After an exhaustive reign atop the news cycle and evolution into a full-on meme, the Galaxy Note 7 saga looked to be over after Samsung halted production of the fiery phone model and crippled some devices still in circulation. An incident in Canada, however, has thrust the issue of exploding batteries back into the public eye — only this Samsung device wasn’t a Note 7.
According to CTV News, Amarjit Mann of Winnipeg was driving when he felt his Samsung Galaxy S7 warming up in his pocket. As soon as he took it out, the device exploded, filling the car with smoke.
“I luckily threw it outside,” Mann told CTV. “It should have damaged my whole car. I just saw smoke and nothing else.”
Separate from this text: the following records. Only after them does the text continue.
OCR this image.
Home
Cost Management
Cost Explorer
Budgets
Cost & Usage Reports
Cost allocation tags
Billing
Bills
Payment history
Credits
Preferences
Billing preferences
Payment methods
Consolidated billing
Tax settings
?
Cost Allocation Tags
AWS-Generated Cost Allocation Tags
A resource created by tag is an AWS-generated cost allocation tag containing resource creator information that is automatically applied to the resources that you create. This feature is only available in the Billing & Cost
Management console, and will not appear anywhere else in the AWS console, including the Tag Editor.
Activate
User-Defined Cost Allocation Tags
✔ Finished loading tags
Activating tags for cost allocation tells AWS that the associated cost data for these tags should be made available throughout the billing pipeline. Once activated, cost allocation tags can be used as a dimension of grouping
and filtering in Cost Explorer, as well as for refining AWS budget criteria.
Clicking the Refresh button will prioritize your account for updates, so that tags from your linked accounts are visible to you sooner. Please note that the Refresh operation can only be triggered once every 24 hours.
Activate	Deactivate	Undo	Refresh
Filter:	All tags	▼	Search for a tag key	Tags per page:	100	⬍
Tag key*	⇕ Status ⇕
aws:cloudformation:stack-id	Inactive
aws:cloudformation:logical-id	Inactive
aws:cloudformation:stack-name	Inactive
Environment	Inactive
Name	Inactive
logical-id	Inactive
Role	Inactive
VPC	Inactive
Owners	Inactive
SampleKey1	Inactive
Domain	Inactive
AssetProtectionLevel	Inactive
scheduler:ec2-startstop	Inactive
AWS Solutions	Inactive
Mann suffered second-degree burns on his hands and third-degree burns on his wrists from the incident. He said that doctors have told him to expect to be unable to work as a mechanic for as long as four weeks.
Even so, he’s just thankful it wasn’t worse. “I should’ve lost my eyes, or my cheeks or anything could have happened,” he told CTV.
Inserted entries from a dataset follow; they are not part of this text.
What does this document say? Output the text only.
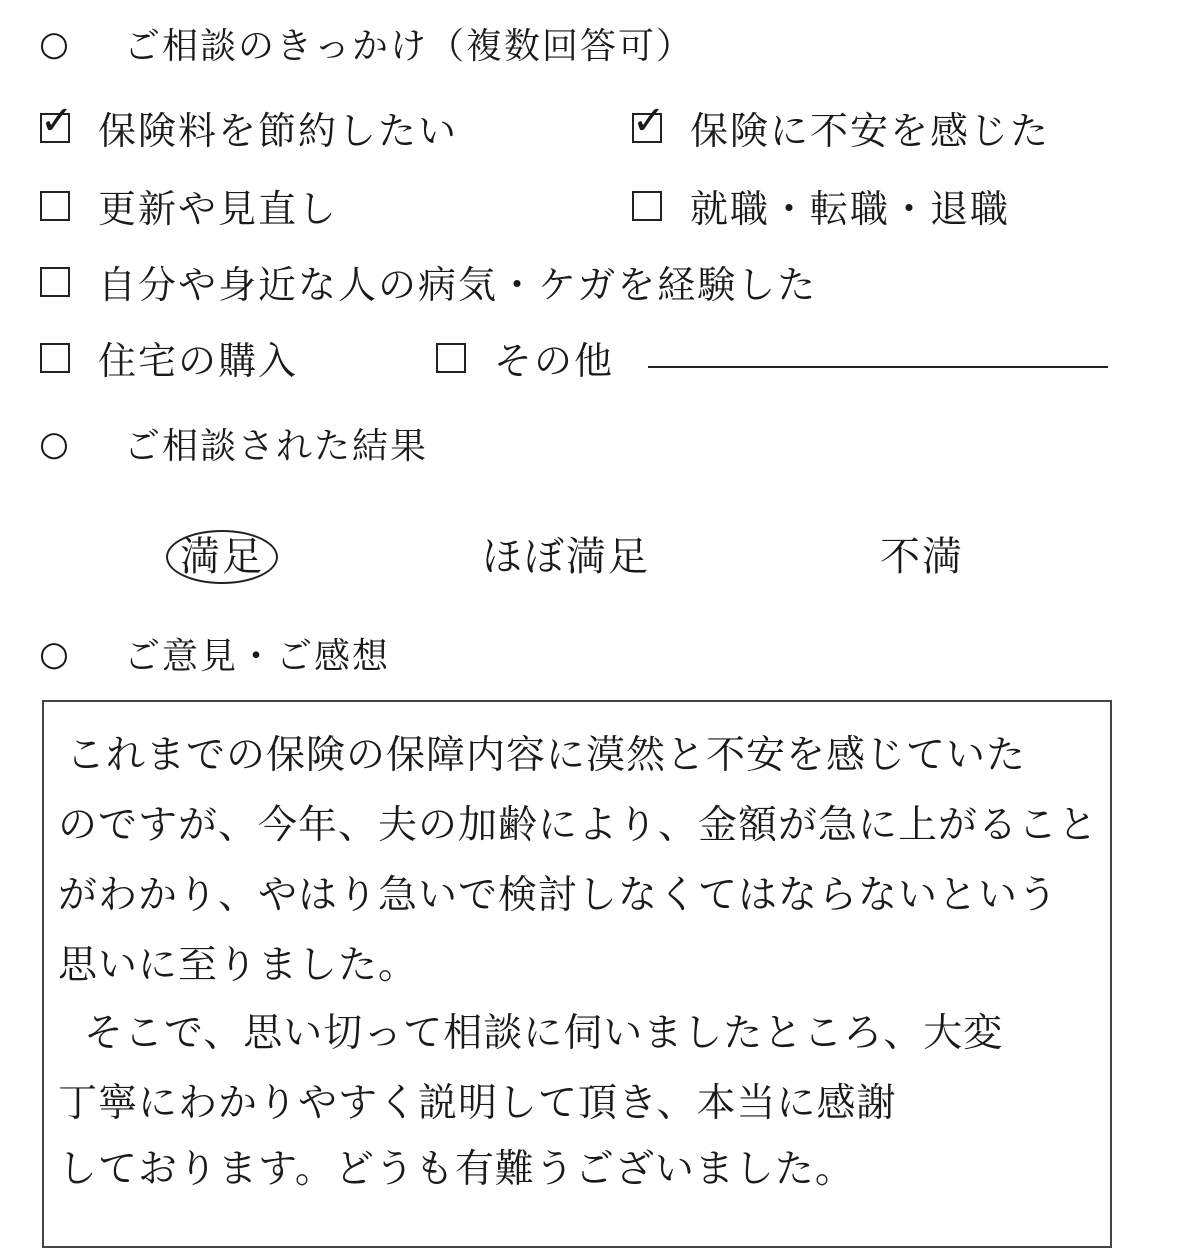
○ ご相談のきっかけ（複数回答可）
✓ 保険料を節約したい	✓ 保険に不安を感じた
更新や見直し	就職・転職・退職
自分や身近な人の病気・ケガを経験した
住宅の購入	その他
○ ご相談された結果
満足	ほぼ満足	不満
○ ご意見・ご感想
これまでの保険の保障内容に漠然と不安を感じていた
のですが、今年、夫の加齢により、金額が急に上がること
がわかり、やはり急いで検討しなくてはならないという
思いに至りました。
そこで、思い切って相談に伺いましたところ、大変
丁寧にわかりやすく説明して頂き、本当に感謝
しております。どうも有難うございました。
A Samsung Canada spokesperson told CTV that the company would be unable to issue a definitive statement without the opportunity to examine the remains of the phone to discover the cause of the explosion. “Customer safety remains our highest priority and we remain committed to working with any customer who has experienced an issue with a Samsung product,” the spokesperson said.
Even after everything that happened with the Note 7, S7 owners worried by this latest explosion should take Samsung’s statement to heart. Freak accidents happen. Just because one individual handset malfunctions doesn’t mean there’s a widespread defect in the whole product line.
Missing from this story is any insight into how Mann used his phone or if there were any other possible contributing factors to the explosion, which is the information Samsung will look to find in its investigation.